Ich denke, dass es nur heilsam sein kann, wenn wir diese Fragen auch zuweilen aushalten und uns intensiv mit ihnen beschäftigen, auch gerade dann, wenn wir noch in der Blüte unseres Lebens stehen. Denn: Wer sich mit dem Sterben auseinandersetzt, dem werden auch die Qualitäten des Lebens bewusster. Er wird seine Maßstäbe neu überdenken und sich der Endlichkeit seiner Lebenszeit klar, die sinnvoll gefüllt, und nicht oberflächlich vergeudet werden will. Er wird sich freuen über das, was er hat, und nicht dem hinterhertrauern, was er haben könnte. Und er wird vielleicht auch entdecken, dass nicht nur der Frühling und der Sommer des Lebens, sondern auch der Herbst als Zeit der Reife, der Ernte, der Weisheit und der Gelassenheit seine eigenen Reize haben kann. Er wird sich aber vielleicht auch bewusst, dass das Leben kein Zufallsprodukt, das menschliche Sein nicht alleine das Ergebnis von physikalischen und chemischen Prozessen ist. Wäre es so, dann wäre zumindest für mich der Gedanke an das Sterben, vor allem aber daran, dass ich die Menschen, die ich liebe, niemals mehr wiedersehen werde, schwer erträglich. Dann käme nach dem Tod ja „Nichts“ mehr! Unser Leben wäre demnach unter kosmischen Gesichtspunkten relativ bedeutungslos, wie im Psalm 103 zu lesen ist:
„Des Menschen Tage sind wie Gras,/ er blüht wie eine Blume des Feldes. Fährt der Wind darüber, ist sie dahin; /der Ort, wo sie stand, weiß von nichts mehr.“
Alles sinnlos? Nein, denn wenn man in diesem Psalm weiterliest, heißt es da:
„Doch die Huld des Herrn währt immer und ewig/ für alle, die ihn fürchten und ehren;..“.(Ps 103,16f)

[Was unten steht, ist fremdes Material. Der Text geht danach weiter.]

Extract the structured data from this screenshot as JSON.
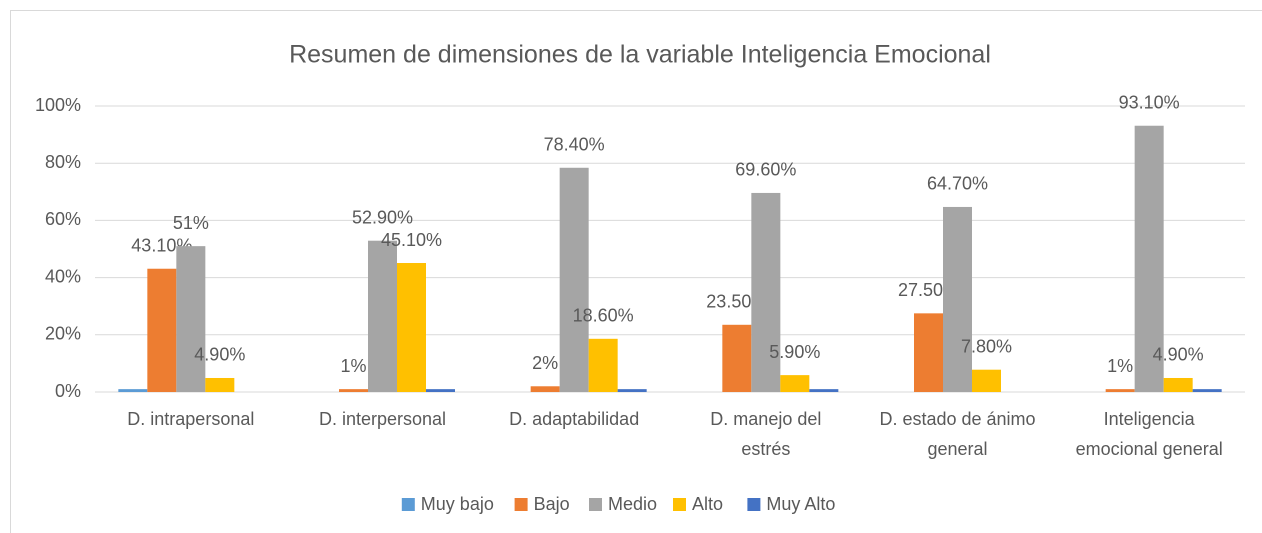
{
  "chart_data": {
    "type": "bar",
    "title": "Resumen de dimensiones de la variable Inteligencia Emocional",
    "categories": [
      "D. intrapersonal",
      "D. interpersonal",
      "D. adaptabilidad",
      "D. manejo del estrés",
      "D. estado de ánimo general",
      "Inteligencia emocional general"
    ],
    "series": [
      {
        "name": "Muy bajo",
        "color": "#5b9bd5",
        "values": [
          1,
          0,
          0,
          0,
          0,
          0
        ]
      },
      {
        "name": "Bajo",
        "color": "#ed7d31",
        "values": [
          43.1,
          1,
          2,
          23.5,
          27.5,
          1
        ],
        "value_labels": [
          "43.10%",
          "1%",
          "2%",
          "23.50%",
          "27.50%",
          "1%"
        ]
      },
      {
        "name": "Medio",
        "color": "#a5a5a5",
        "values": [
          51,
          52.9,
          78.4,
          69.6,
          64.7,
          93.1
        ],
        "value_labels": [
          "51%",
          "52.90%",
          "78.40%",
          "69.60%",
          "64.70%",
          "93.10%"
        ]
      },
      {
        "name": "Alto",
        "color": "#ffc000",
        "values": [
          4.9,
          45.1,
          18.6,
          5.9,
          7.8,
          4.9
        ],
        "value_labels": [
          "4.90%",
          "45.10%",
          "18.60%",
          "5.90%",
          "7.80%",
          "4.90%"
        ]
      },
      {
        "name": "Muy Alto",
        "color": "#4472c4",
        "values": [
          0,
          1,
          1,
          1,
          0,
          1
        ]
      }
    ],
    "ylim": [
      0,
      100
    ],
    "yticks": [
      {
        "value": 0,
        "label": "0%"
      },
      {
        "value": 20,
        "label": "20%"
      },
      {
        "value": 40,
        "label": "40%"
      },
      {
        "value": 60,
        "label": "60%"
      },
      {
        "value": 80,
        "label": "80%"
      },
      {
        "value": 100,
        "label": "100%"
      }
    ],
    "grid": true,
    "legend": "bottom"
  }
}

Jeder Mensch ist von Gott gewollt und das gibt jedem Leben einen einzigartigen Sinn.
Leben und Tod, Werden und Vergehen gehören nun einmal zu unserem Dasein in dieser Welt dazu und wir werden uns zu unseren Lebzeiten damit abfinden müssen. Nicht die Länge der Lebenszeit, sondern, was wir daraus machen, ist entscheidend. Für einen glaubenden Menschen ist es doch so: Nach unserem Tode werden alle Erfahrungen, alle Freuden und alles Leiden, in ein neues Leben bei Gott münden, wie es so herrlich in der Offenbarung heißt:
„Dann sah ich einen neuen Himmel und eine neue Erde; denn der erste Himmel und die erste Erde sind vergangen, auch das Meer ist nicht mehr...Da hörte ich eine laute Stimme vom Thron her rufen: Seht, die Wohnung Gottes unter den Menschen! Er wird in ihrer Mitte wohnen, und sie werden sein Volk sein; und er, Gott wird bei ihnen sein. Er wird alle Tränen von ihren Augen abwischen: Der Tod wird nicht mehr sein, keine Trauer, keine Klage, kein Mühsal. Denn was früher war, ist vergangen“. (Offenb 21,3f)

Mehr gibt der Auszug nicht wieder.